Zarifa Ghafari, Kasım 2019’da, Taliban’ın en güçlü olduğu Wardak Eyaleti’nin başkenti Maidan Shahr’un belediye başkanı oldu. Afganistan’ın tek kadın belediye başkanıydı. 26 yaşındaydı. Kadın olmasına ve genç olmasına İslamcı örgütler tepki gösterdi. Talibancıların karşı koyması nedeniyle görevine 9 ay geç başladı. Göreve başlar başlamaz, ölüm tehditleriyle yüz yüze geldi.
Üç suikast girişiminden kurtuldu. 2020 yılında, Taliban militanları babasını öldürdü. O, Afgan kadınlarına rol model oldu. Kadın haklarını savundu, girişimlerde bulundu.
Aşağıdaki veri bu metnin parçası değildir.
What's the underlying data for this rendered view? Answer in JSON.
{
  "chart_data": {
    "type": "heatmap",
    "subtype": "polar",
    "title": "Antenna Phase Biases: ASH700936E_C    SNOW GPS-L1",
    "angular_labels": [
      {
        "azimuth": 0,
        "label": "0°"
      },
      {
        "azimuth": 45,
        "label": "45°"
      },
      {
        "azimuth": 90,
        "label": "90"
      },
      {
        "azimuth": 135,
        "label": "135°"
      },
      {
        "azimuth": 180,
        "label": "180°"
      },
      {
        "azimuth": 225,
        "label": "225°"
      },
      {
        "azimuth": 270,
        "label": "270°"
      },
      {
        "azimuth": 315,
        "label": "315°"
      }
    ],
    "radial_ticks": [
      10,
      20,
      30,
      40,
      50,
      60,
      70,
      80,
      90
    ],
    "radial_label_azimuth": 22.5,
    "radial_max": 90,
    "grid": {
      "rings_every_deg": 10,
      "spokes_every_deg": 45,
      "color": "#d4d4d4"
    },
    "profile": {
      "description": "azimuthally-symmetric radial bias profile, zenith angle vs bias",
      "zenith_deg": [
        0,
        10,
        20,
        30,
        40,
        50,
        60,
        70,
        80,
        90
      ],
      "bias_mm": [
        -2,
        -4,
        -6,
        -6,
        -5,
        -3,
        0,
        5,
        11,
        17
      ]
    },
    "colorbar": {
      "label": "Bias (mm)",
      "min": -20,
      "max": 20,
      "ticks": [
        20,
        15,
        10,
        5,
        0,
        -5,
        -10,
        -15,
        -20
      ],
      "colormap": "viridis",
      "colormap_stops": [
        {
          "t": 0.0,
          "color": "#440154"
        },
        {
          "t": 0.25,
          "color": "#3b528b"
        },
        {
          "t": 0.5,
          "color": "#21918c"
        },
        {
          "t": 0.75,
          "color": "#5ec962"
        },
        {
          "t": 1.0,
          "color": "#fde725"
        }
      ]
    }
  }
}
Taliban’ın iktidarı yeniden ele geçirmesi üzerine, 2021 Ağustos ayında annesi, eşi ve beş kız kardeşiyle Almanya’ya iltica etti. Afganistan’da, Batı destekli seküler rejim, ABD’nin desteğini çekmesiyle kısa sürede yıkıldı.
Silahlı, örgütlü İslamcı gruplar arasında en güçlüsü olan Taliban, Kabil’de iktidar koltuğuna oturdu. “İslami rejim” ilk iş olarak kadınları toplumsal hayattan atmaya başladı. Önce işyerlerini, ardından okulları, son olarak da üniversiteleri kadınlardan “arındırdı”. Kadınların sokağa çıkamadığı bir rejimi inşa ettiler. “Kadınların sokağa çıkması, okullara girmeleri fuhuşun yolunu açar” diyerek ahlaki gerekçelerini de ifade ettiler.
Batı’dan ithal modernleşme projeleriyle bir ülke modernleşemiyor. Bir dönem ABD’ye egemen olan Neocon (yeni muhafazakar)lar, geri ülkelere demokrasi götürmek misyonunu üstlenmişti. Irak’ı bu nedenle işgal ettiler. Bu girişim Irak’ta iflasla sonuçlandı. Şimdi de Afgan trajedisini yaşıyoruz. Afganistan’ın bugünkü durumunda, ABD başta olmak üzere Batılıların çok büyük günahları var.
Ülkenin siyasi kimyasını bozdular. Sovyet işgali de sosyalizm iddiaları açısından tam anlamıyla bir başka fiyaskoydu. 10 yıl kadar önce bir grup gazeteci, Afganistan’ın başkenti Kabil’e gittik.
Ankara Siyasal Bilgiler’den okul arkadaşım, o yıllarda aynı siyasi görüşleri paylaştığımız Rangin Dadfar, önce Afganistan’ın Dışişleri Bakanlığı, sonra Karzai’nin güvenlik başdanışmanlığını üstlenmişti. Radikal İslamcı silahlı güçlerin tehdidi sürüyordu. Rangin’le Kabil’deki ofisinde buluştuk. Etraflarının silahlı İslamcı güçlerle kuşatılmış olduğunu, modern bir Afganistan için Batı’yla işbirliği yaptıklarını anlattı.
O dönemde Afgan kadınları örgütlenmeye, haklarını aramaya başlamışlardı. Okullar, kız çocuklarına da açılmıştı. Batılı askeri gücün desteğine rağmen, silahlı İslamcılar, eğlence mekanlarını basıyor, sokağa çıkan kadınlara saldırıyorlardı.
Afganistan’ın kaderi kadınların kaderiyle birleşmişti. Şimdi İslami rejim iktidarda. Kadınları eve kapatarak rejimi güçlendireceklerini düşünüyorlar. Bu erkek cehenneminde yeni bir hayat biçimi inşa edeceklerini iddia ediyorlar. Neden din adına, Müslümanlık adına bu zorbalıklar ortaya konabiliyor?